Perbincangan di Bulan November (bagian kedua)

       Semestinya dia sudah berada di bangku nomor tiga dari gerbang taman di utara kolam air mancur. Arlojiku sudah menunjukkan pukul lima sore. Tapi dia tak kunjung menampakkan diri. Padahal aku sudah menyiapkan segala kata-kata yang sedemikian rupa kurangkai dalam suatu skenario dialog pembelaan. Aku sudah susah payah menghapalkannya dan memikirkan kemungkinan-kemungkinan arah improvisasiku. Yah, tapi apa gunanya jika ia tak kunjung datang? Akhirnya, dengan bersungut aku pun melangkah pulang. Diiringi detik-detik kecil arlojiku yang bergerak menuju angka delapan.

Seharusnya aku tahu ini sia-sia. Ini sudah hari ketiga semenjak hari dimana aku dipermalukan. Sampai-sampai aku menyiapkan lebih dari dua naskah monolog. Hahaha, sungguh aku semakin malu pada diriku sendiri. Sebenarnya aku tak mengerti apa yang aku lakukan. Mengapa aku begitu percaya kepada seseorang yang tak kukenal yang bahkan mempermalukanku pada percakapan pertama? Sebegitu besarnya kah rasa penasaranku untuk menguak misteri di balik sorot matanya yang begitu tidak biasa? Kurasa memang benar. Dan karena itulah saat ini senyumku mengembang dengan segera ketika sosok bayangan itu melangkah kemari. Rambutnya yang sedikit acak-acakan, tampak kecoklatan diterpa senja. Langkah yang ringan namun pasti semakin mendekat. Kedua tangannya bersembunyi di balik hangatnya saku jaket hijau tua. Dia tersenyum, lalu duduk dengan santai tepat di sebelahku.

“Tampaknya kamu begitu bahagia melihatku. Benar kan?”

“Maaf?”

“Hahaha… Sudahlah, tak usah berpura-pura. Kamu pikir aku bodoh ya?”

“Bagaimana bisa anda berkata begitu?”

“Jangan kira aku tak tahu apa yang kamu lakukan selama ini.”

“Memangnya saya melakukan apa ya? Sesuatu yang membuat anda terlihat bodoh? Justru saya yang seharusnya marah karena tempo hari anda mempermalukan saya!”

“Ah, apa maksudmu tentang kesunyian yang aku pertanyakan? Hahaha… Jadi kamu merasa tersindir atas kesunyianmu? Begitu?
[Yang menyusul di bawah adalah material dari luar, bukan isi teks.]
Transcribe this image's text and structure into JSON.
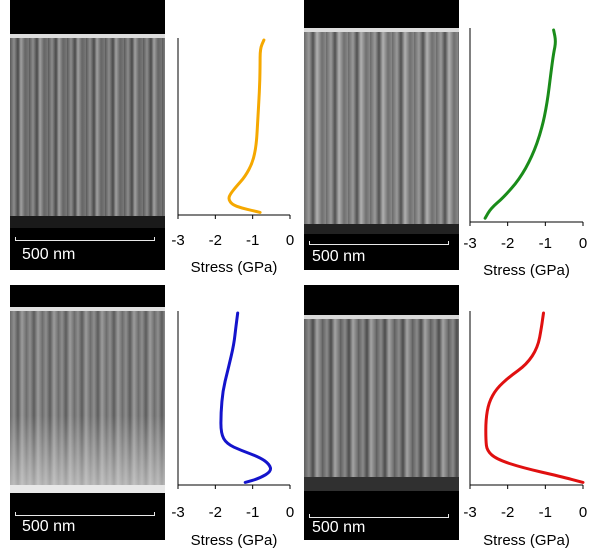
{
  "chart_data": [
    {
      "type": "line",
      "panel": "top-left",
      "xlabel": "Stress (GPa)",
      "xlim": [
        -3,
        0
      ],
      "xticks": [
        "-3",
        "-2",
        "-1",
        "0"
      ],
      "series": [
        {
          "color": "#f5a800",
          "points": [
            [
              -0.7,
              0.0
            ],
            [
              -0.8,
              0.05
            ],
            [
              -0.8,
              0.15
            ],
            [
              -0.82,
              0.3
            ],
            [
              -0.86,
              0.45
            ],
            [
              -0.9,
              0.6
            ],
            [
              -1.0,
              0.7
            ],
            [
              -1.2,
              0.78
            ],
            [
              -1.45,
              0.84
            ],
            [
              -1.6,
              0.88
            ],
            [
              -1.65,
              0.91
            ],
            [
              -1.55,
              0.94
            ],
            [
              -1.3,
              0.96
            ],
            [
              -1.0,
              0.975
            ],
            [
              -0.8,
              0.985
            ]
          ]
        }
      ],
      "scale_text": "500 nm"
    },
    {
      "type": "line",
      "panel": "top-right",
      "xlabel": "Stress (GPa)",
      "xlim": [
        -3,
        0
      ],
      "xticks": [
        "-3",
        "-2",
        "-1",
        "0"
      ],
      "series": [
        {
          "color": "#1a8c1a",
          "points": [
            [
              -0.78,
              0.0
            ],
            [
              -0.72,
              0.06
            ],
            [
              -0.78,
              0.12
            ],
            [
              -0.85,
              0.22
            ],
            [
              -0.95,
              0.38
            ],
            [
              -1.1,
              0.52
            ],
            [
              -1.35,
              0.66
            ],
            [
              -1.7,
              0.78
            ],
            [
              -2.1,
              0.87
            ],
            [
              -2.45,
              0.93
            ],
            [
              -2.6,
              0.98
            ]
          ]
        }
      ],
      "scale_text": "500 nm"
    },
    {
      "type": "line",
      "panel": "bottom-left",
      "xlabel": "Stress (GPa)",
      "xlim": [
        -3,
        0
      ],
      "xticks": [
        "-3",
        "-2",
        "-1",
        "0"
      ],
      "series": [
        {
          "color": "#1414cc",
          "points": [
            [
              -1.4,
              0.0
            ],
            [
              -1.45,
              0.08
            ],
            [
              -1.5,
              0.18
            ],
            [
              -1.65,
              0.32
            ],
            [
              -1.8,
              0.45
            ],
            [
              -1.85,
              0.58
            ],
            [
              -1.85,
              0.7
            ],
            [
              -1.7,
              0.76
            ],
            [
              -1.3,
              0.8
            ],
            [
              -0.8,
              0.84
            ],
            [
              -0.55,
              0.88
            ],
            [
              -0.5,
              0.92
            ],
            [
              -0.8,
              0.96
            ],
            [
              -1.2,
              0.985
            ]
          ]
        }
      ],
      "scale_text": "500 nm"
    },
    {
      "type": "line",
      "panel": "bottom-right",
      "xlabel": "Stress (GPa)",
      "xlim": [
        -3,
        0
      ],
      "xticks": [
        "-3",
        "-2",
        "-1",
        "0"
      ],
      "series": [
        {
          "color": "#e01010",
          "points": [
            [
              -1.05,
              0.0
            ],
            [
              -1.1,
              0.08
            ],
            [
              -1.2,
              0.2
            ],
            [
              -1.5,
              0.3
            ],
            [
              -1.95,
              0.37
            ],
            [
              -2.3,
              0.44
            ],
            [
              -2.5,
              0.52
            ],
            [
              -2.58,
              0.62
            ],
            [
              -2.58,
              0.74
            ],
            [
              -2.55,
              0.8
            ],
            [
              -2.3,
              0.85
            ],
            [
              -1.6,
              0.9
            ],
            [
              -0.6,
              0.95
            ],
            [
              0.0,
              0.985
            ]
          ]
        }
      ],
      "scale_text": "500 nm"
    }
  ]
}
Lalu karena kesunyianmu teramat nyata, kamu kesal lalu merasa berhak marah pada orang asing yang berkata jujur?”

“Saya sungguh tak paham dengan apa yang anda bicarakan!”

“Hei, jangan sewot begitulah… Dan yang lebih penting, hentikan berbicara dengan tutur saya-anda. Bukankah kita telah saling mengenal? Bukankah kita sangat akrab?”

“Bagaimana bisa anda, maksud saya, kamu berbicara seperti itu? Sejak kapan kita sama-sama merasa sudah saling kenal? Semua yang kamu katakan sepertinya omong kosong.”

“Jadi begitu, sepertinya kamu benar-benar menganggapku bodoh.”

“Bagaimana mungkin ka…”

“Tentu saja mungkin! Sudah kubilang kan, aku tau apa yang kamu lakukan. Bukankah kamu seseorang yang selalu memperhatikanku dari kejauhan ketika aku duduk di bangku nomor tiga dari gerbang taman di utara kolam air mancur? Bukankah kamu seseorang yang selalu menerka berbagai hipotesis ketika melihat sorot mataku yang… katamu sungguh tak biasa? Bukankah kamu seseorang yang…”

“Sebenarnya, siapa anda?!”

“Maksudmu, ‘siapa kamu’?”

“AH!”

“Hahaha… Padahal sudah kuberi waktu tiga hari supaya kamu bisa mempersiapkan segala sesuatunya dengan baik untuk hari ini, lebih tepatnya percakapan ini. Tapi sepertinya kamu belum siap berbincang denganku ya? Sayang sekali, kupikir kamu orang yang cepat belajar…”

“Seberapa jauh kamu mengenalku?! Bagaimana kamu bisa mengenalku sedangkan aku sama sekali tak mengenalmu?! Mengapa bisa begitu?! Hah?!”

“Selain bodoh dan sombong, tampaknya kamu juga tidak santai ya…”

“TOLONG JAWAB PERTANYAANKU, ORANG ASING!”

“Kamu berharap aku menjawab apa? Bukankah katamu, apa-apa yang kukatakan hanyalah omong kosong belaka?”

Aku tersentak, diam dalam kebisuan. Percakapan kedua ini akhirnya ditutup dengan cara yang sama. Lagi-lagi dia berhasil mempermalukanku dengan kata-kata indah namun menyakitkan. Ah, rasanya aku ingin menghilang di hadapannya. Hal apa yang lebih memalukan dari ‘dipermalukan oleh orang asing yang sok tau’, dua kali? Terlebih dia orang asing yang tau segalanya tentangku. Bagaimana bisa hal-hal yang tidak masuk akal ini terjadi?